Vinrent ensuite les sportifs les plus en vue du pays, qui défendaient à leur manière la nation. On put voir la championne de gymnastique Elodie Pontarlier à la poutre, avec toute la grâce de ses 15 ans et de son petit mètre quarante-cinq ; le joueur-vedette de la sélection nationale de Rollerball, le défenseur Benjamin Adam et ses 126 kilos dont le faciès de brute épaisse au crâne rasé laissait mal deviner qu’il était titulaire d’un diplôme d’ingénieur ; le champion de motocross Julien Cheyroux qui mettait son casque avant le rallye du Gévaudan ; la jeune championne d’équitation Marie-Flore de Castelbrajeac et enfin les champions nationaux de rugby, les “ Suricates ” de Brive et leur fort contingent Afrikaner. La présentation filmée s’acheva par le but désormais historique du jeune Florent Chartier, avant-centre de l’équipe nationale de football lors du match international opposant Tradiland au Gabon. Une ouverture de 60 mètres du défenseur latéral gauche qui trouva le meneur de jeu des “ noir et or ”. Aile de pigeon de ce dernier qui lui permit de mettre “ dans le vent ” deux défenseurs gabonais puis la passe vers Chartier et la reprise de volée acrobatique de ce dernier qui cloua sur place Désiré-Zéphyrin Moukoko. Gros plan sur la balle s’écrasant au fond des filets.

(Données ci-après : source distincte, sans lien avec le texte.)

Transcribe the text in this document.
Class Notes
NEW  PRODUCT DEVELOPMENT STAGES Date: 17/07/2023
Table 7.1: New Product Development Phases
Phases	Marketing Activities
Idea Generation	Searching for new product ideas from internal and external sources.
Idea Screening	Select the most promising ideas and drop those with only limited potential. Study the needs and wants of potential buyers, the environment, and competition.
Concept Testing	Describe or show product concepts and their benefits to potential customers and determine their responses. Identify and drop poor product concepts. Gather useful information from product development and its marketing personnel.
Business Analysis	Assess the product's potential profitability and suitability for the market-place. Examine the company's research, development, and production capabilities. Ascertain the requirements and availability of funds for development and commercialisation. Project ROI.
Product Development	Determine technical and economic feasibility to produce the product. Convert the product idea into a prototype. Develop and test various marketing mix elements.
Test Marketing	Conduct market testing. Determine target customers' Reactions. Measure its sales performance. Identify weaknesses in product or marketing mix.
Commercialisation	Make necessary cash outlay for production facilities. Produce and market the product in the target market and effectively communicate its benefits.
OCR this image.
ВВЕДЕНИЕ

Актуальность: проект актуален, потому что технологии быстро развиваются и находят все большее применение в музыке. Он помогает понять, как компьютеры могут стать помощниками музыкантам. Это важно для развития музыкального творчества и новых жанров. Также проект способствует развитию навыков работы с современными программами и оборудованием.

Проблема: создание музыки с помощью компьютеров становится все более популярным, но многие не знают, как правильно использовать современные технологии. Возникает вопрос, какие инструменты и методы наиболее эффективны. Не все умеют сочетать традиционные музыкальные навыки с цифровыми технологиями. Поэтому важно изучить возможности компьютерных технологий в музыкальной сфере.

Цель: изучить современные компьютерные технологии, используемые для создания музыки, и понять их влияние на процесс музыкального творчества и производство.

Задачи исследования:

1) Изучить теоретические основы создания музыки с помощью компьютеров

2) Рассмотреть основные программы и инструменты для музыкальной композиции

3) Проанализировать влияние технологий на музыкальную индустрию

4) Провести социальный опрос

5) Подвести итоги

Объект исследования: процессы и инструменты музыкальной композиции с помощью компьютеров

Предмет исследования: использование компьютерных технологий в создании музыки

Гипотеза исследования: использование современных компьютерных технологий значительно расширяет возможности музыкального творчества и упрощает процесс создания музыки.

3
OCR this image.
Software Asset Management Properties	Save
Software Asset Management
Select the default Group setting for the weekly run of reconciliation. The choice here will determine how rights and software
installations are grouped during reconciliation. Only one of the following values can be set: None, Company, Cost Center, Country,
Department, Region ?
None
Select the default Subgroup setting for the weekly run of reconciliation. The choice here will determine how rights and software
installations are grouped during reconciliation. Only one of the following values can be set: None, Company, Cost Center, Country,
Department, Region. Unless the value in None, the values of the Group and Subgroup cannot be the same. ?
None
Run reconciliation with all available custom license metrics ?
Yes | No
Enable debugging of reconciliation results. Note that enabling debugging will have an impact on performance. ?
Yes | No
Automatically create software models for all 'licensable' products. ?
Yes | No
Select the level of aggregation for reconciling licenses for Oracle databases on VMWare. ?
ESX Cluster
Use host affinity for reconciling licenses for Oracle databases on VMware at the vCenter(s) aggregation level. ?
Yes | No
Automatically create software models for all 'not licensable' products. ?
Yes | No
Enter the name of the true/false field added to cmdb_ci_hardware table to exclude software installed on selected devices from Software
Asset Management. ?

S’inscrivit alors sur l’écran : TRAVAIL, FAMILLE, PATRIE. Le but laissa place à un adolescent et une adolescente en uniforme des groupes de jeunesse, elle aussi blonde que lui était brun, avec cette annonce finale, résumant tout l’esprit du film et de la société qu’il incarnait : “ Tradiland. Tout simplement l’élite ”.